English printer (died 1573)

Reginald (or Reyner) Wolfe (died 1573) was a Dutch-born English Protestant printer and one of the original members of the Royal Stationers' Company.

==Life==
Wolfe was born in Druten in the Netherlands. A learned and devout Protestant, he settled in England some time before 1530 and established himself as a bookseller at St. Paul's Churchyard, London. Wolfe began to print in 1542. He was the first printer in England to maintain a large stock of Greek type. Edward VI made him Royal Printer in Latin, Greek and Hebrew and awarded him an annuity of 26s. 8d. for life. Despite his Protestantism, Mary I made him one of the original members of the Stationers' Company. Under Elizabeth I, he served as Master of the Company in 1559, 1564, 1567 and 1572.

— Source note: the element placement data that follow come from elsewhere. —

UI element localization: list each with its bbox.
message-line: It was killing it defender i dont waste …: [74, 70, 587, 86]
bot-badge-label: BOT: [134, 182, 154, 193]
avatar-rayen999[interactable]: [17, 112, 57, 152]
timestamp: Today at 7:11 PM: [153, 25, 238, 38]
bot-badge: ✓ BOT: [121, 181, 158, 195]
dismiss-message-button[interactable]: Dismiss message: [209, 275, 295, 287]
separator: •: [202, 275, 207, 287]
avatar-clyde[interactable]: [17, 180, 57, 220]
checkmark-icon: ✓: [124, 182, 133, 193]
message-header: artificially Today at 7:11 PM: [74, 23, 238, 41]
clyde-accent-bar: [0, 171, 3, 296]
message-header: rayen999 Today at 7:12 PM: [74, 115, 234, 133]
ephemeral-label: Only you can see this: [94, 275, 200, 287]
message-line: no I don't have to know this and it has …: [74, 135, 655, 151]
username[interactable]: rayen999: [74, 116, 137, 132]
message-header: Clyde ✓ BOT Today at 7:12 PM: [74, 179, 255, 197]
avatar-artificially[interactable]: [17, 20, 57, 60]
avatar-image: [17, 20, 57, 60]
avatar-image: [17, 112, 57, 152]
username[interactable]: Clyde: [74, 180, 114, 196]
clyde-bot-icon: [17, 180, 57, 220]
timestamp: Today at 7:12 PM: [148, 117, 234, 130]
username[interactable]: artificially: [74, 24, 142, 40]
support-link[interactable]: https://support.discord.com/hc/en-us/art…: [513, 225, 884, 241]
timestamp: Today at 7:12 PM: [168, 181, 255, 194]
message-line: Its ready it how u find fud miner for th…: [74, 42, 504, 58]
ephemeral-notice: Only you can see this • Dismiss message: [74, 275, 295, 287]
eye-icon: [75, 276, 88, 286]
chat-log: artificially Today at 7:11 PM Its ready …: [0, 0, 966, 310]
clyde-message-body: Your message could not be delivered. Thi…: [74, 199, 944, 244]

Wolfe published works by Archbishop Cranmer, the antiquarian John Leland, Robert Recorde and Archbishop Parker. In 1548, he conceived a project for a "Universal Cosmography of the whole world, and therewith also certain particular histories of every known nation." He hired Raphael Holinshed and William Harrison to assist in the task, but it remained unfinished at Wolfe's death in 1573. Much of the material was published by Holinshed in 1577 as The Chronicles of England, Scotland and Ireland (usually known as Holinshed's Chronicles).

==Family==
Wolfe married Joan (died 1574), who briefly ran his business after his death. The family included sons John and Robert, a daughter who married John Harrison, another bookseller, and Elizabeth who married Stephen Nevinson.